The Impact and Role of ChatGPT (and LLMs) on Social, Media, and Conversation Data
Beginning in 2008, Converseon pioneered the application of machine learning and natural language processing to unstructured social (and related) data. Since that time, we’ve gained extensive experience in building, testing, and deploying ML models using a wide range of algorithms, from decision trees to neural networks.

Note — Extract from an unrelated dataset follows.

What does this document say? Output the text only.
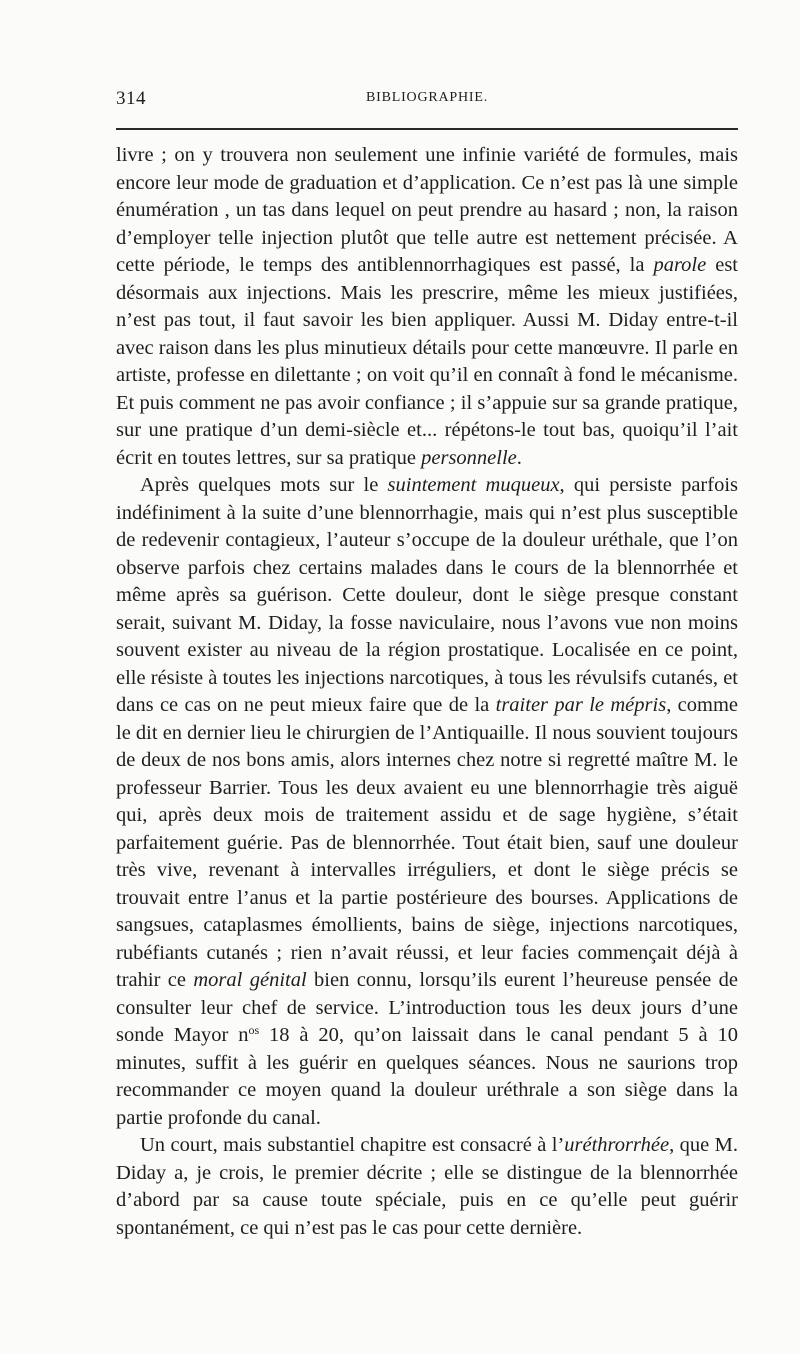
314	BIBLIOGRAPHIE.

livre ; on y trouvera non seulement une infinie variété de formules, mais encore leur mode de graduation et d’application. Ce n’est pas là une simple énumération , un tas dans lequel on peut prendre au hasard ; non, la raison d’employer telle injection plutôt que telle autre est nettement précisée. A cette période, le temps des antiblennorrhagiques est passé, la parole est désormais aux injections. Mais les prescrire, même les mieux justifiées, n’est pas tout, il faut savoir les bien appliquer. Aussi M. Diday entre-t-il avec raison dans les plus minutieux détails pour cette manœuvre. Il parle en artiste, professe en dilettante ; on voit qu’il en connaît à fond le mécanisme. Et puis comment ne pas avoir confiance ; il s’appuie sur sa grande pratique, sur une pratique d’un demi-siècle et... répétons-le tout bas, quoiqu’il l’ait écrit en toutes lettres, sur sa pratique personnelle.

Après quelques mots sur le suintement muqueux, qui persiste parfois indéfiniment à la suite d’une blennorrhagie, mais qui n’est plus susceptible de redevenir contagieux, l’auteur s’occupe de la douleur uréthale, que l’on observe parfois chez certains malades dans le cours de la blennorrhée et même après sa guérison. Cette douleur, dont le siège presque constant serait, suivant M. Diday, la fosse naviculaire, nous l’avons vue non moins souvent exister au niveau de la région prostatique. Localisée en ce point, elle résiste à toutes les injections narcotiques, à tous les révulsifs cutanés, et dans ce cas on ne peut mieux faire que de la traiter par le mépris, comme le dit en dernier lieu le chirurgien de l’Antiquaille. Il nous souvient toujours de deux de nos bons amis, alors internes chez notre si regretté maître M. le professeur Barrier. Tous les deux avaient eu une blennorrhagie très aiguë qui, après deux mois de traitement assidu et de sage hygiène, s’était parfaitement guérie. Pas de blennorrhée. Tout était bien, sauf une douleur très vive, revenant à intervalles irréguliers, et dont le siège précis se trouvait entre l’anus et la partie postérieure des bourses. Applications de sangsues, cataplasmes émollients, bains de siège, injections narcotiques, rubéfiants cutanés ; rien n’avait réussi, et leur facies commençait déjà à trahir ce moral génital bien connu, lorsqu’ils eurent l’heureuse pensée de consulter leur chef de service. L’introduction tous les deux jours d’une sonde Mayor $n^{os}$ 18 à 20, qu’on laissait dans le canal pendant 5 à 10 minutes, suffit à les guérir en quelques séances. Nous ne saurions trop recommander ce moyen quand la douleur uréthrale a son siège dans la partie profonde du canal.

Un court, mais substantiel chapitre est consacré à l’uréthrorrhée, que M. Diday a, je crois, le premier décrite ; elle se distingue de la blennorrhée d’abord par sa cause toute spéciale, puis en ce qu’elle peut guérir spontanément, ce qui n’est pas le cas pour cette dernière.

Our approach has been to remain, in some sense, algorithm agnostic – we use whatever best solves the problem at hand. We incorporate new innovations as they demonstrate productive impact on our work and solutions. Critical to this is our ability to apply human-in-the-loop integration, validation, and subject matter expertise to solve specific challenges. Our focus on model performance and practical application is one reason Converseon was recognized by Twitter as its first “recommended” NLP partner in 2022.
The emergence of LLMs (large language models), the underlying technology for applications such as ChatGPT, is the most recent and most significant example of innovation that we have evaluated and incorporated into our solutions. We do so with a sharp eye toward their overall effectiveness, and perhaps more importantly, their challenges, risks, opportunities and, of course, anticipated evolution.
The media frenzy over ChatGPT has many in the consumer, market, and social intelligence space, and beyond, seeing these developments as a suddenly disruptive force. But this technology, and our application of it, has been around for some years. More importantly, we must keep in mind that, from our perspective, the key challenge facing organizations today is true predictive intelligence. The ability to see ahead and peer around the corner at what is likely to come – while quantifying the value and impact of actions before you take them – is a key imperative, and provides a context for how we are exploiting this technology.
And it is through such a lens that we evaluate this and all new applicable technologies.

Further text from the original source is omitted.